Quick: mount a host dir into Minikube, then expose it to Kubernetes via a PV/PVC. --mount makes the host path visible inside Minikube; Kubernetes needs a PV to claim it.

Commands:

mkdir -p /data/pv1
minikube start --driver=docker --mount --mount-string="/data/pv1:/data/pv1"

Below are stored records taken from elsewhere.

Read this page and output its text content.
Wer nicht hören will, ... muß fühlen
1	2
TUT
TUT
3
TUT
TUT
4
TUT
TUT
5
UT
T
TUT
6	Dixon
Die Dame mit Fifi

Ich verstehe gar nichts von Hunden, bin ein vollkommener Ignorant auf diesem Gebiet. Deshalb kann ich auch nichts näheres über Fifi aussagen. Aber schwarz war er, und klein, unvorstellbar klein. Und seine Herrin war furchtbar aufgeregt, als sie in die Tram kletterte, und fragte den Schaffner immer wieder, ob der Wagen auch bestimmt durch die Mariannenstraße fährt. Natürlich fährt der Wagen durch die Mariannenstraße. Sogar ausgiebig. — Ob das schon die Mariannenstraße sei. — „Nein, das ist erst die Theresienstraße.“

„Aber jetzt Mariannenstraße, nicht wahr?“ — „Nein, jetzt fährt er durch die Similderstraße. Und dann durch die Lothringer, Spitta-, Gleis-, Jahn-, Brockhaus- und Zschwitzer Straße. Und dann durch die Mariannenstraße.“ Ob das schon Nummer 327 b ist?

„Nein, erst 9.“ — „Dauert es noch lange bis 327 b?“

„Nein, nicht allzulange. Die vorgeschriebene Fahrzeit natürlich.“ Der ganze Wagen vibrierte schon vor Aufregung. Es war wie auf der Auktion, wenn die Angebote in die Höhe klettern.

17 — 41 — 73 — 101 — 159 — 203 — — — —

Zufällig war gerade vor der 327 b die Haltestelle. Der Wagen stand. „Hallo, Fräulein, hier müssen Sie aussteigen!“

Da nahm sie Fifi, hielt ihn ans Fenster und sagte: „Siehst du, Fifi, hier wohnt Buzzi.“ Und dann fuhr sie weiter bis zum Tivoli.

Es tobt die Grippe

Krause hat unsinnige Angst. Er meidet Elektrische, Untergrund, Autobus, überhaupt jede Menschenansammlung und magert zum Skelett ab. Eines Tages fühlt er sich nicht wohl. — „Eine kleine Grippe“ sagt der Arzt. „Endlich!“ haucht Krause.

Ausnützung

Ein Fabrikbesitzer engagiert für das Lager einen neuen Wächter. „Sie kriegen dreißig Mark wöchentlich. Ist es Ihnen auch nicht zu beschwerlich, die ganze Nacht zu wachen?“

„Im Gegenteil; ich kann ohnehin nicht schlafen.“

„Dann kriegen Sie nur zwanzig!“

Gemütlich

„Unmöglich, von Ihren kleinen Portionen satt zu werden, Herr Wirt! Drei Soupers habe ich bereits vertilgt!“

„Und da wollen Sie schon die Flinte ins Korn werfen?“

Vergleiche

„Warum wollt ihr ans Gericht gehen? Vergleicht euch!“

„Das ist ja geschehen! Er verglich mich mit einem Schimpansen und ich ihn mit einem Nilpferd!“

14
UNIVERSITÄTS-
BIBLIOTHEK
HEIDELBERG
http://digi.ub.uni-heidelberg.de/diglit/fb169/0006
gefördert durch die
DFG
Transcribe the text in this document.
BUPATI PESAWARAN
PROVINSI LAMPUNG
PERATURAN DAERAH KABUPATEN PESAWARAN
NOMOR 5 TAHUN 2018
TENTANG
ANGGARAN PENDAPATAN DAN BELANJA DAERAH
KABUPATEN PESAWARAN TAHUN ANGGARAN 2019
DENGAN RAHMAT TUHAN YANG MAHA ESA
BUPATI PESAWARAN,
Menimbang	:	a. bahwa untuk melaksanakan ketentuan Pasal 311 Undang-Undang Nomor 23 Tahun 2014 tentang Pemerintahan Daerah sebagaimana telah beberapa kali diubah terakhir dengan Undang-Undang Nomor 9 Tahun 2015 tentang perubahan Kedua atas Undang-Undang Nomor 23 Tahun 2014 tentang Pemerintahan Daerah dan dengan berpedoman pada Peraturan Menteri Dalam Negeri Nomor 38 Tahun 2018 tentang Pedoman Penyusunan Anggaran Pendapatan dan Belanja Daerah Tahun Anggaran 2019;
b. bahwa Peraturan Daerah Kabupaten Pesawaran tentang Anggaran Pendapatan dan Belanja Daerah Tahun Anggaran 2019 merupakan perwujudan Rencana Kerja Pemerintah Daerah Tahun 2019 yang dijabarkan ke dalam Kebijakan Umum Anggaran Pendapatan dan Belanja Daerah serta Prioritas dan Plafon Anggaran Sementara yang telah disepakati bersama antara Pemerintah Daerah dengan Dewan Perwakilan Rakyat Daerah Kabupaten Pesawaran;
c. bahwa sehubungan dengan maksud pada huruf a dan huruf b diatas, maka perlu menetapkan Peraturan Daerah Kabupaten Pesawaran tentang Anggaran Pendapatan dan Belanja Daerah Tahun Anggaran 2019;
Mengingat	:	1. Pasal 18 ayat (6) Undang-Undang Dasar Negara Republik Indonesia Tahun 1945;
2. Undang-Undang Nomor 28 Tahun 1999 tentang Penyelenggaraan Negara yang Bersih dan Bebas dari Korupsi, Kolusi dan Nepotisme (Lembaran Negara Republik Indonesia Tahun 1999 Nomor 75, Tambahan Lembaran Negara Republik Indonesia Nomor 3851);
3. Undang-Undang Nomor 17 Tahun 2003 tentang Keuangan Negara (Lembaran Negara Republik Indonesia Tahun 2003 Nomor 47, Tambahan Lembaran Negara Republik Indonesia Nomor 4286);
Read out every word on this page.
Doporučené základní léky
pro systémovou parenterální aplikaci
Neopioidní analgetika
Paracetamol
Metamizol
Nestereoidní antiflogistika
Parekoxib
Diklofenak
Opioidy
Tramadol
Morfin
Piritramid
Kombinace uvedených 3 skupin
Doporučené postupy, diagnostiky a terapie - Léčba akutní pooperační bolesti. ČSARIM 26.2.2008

PV and PVC (use pv.yaml and pvc.yaml):

apiVersion: v1
kind: PersistentVolume
metadata:
  name: pv-hostpath
spec:
  capacity:
    storage: 1Gi
  accessModes:
    - ReadWriteOnce
  hostPath:
    path: /data/pv1
---
apiVersion: v1
kind: PersistentVolumeClaim
metadata:
  name: pvc-hostpath
spec:
  accessModes:
    - ReadWriteOnce
  resources:
    requests:
      storage: 1Gi

Example Deployment using the PVC (deploy-with-pvc.yaml):

apiVersion: apps/v1
kind: Deployment
metadata:
  name: nginx-pv
spec:
  replicas: 1
  selector:
    matchLabels:
      app: nginx-pv
  template:
    metadata:
      labels:
        app: nginx-pv
    spec:
      containers:
      - name: nginx
        image: nginx:stable
        volumeMounts:
        - name: data
          mountPath: /usr/share/nginx/html
      volumes:
      - name: data
        persistentVolumeClaim:
          claimName: pvc-hostpath

Apply and verify:

kubectl apply -f pv.yaml
kubectl apply -f pvc.yaml
kubectl apply -f deploy-with-pvc.yaml
kubectl get pv,pvc
kubectl get pods

Notes:

  • If /data/pv1 is a host directory (mounted with --mount or a hostPath that points to the real host), the host files persist after minikube stop, minikube start, and even after minikube delete — Minikube does not remove host directories. If the path is inside the Minikube VM (not a host mount), minikube delete removes the VM and that data.
  • Ensure host permissions (chown) so the container can write the directory.
  • On SELinux systems, you may need chcon -Rt svirt_sandbox_file_t /data/pv1.
  • For CI or ephemeral setups prefer Docker driver mounts; for stricter isolation prefer KVM with a remote storage solution.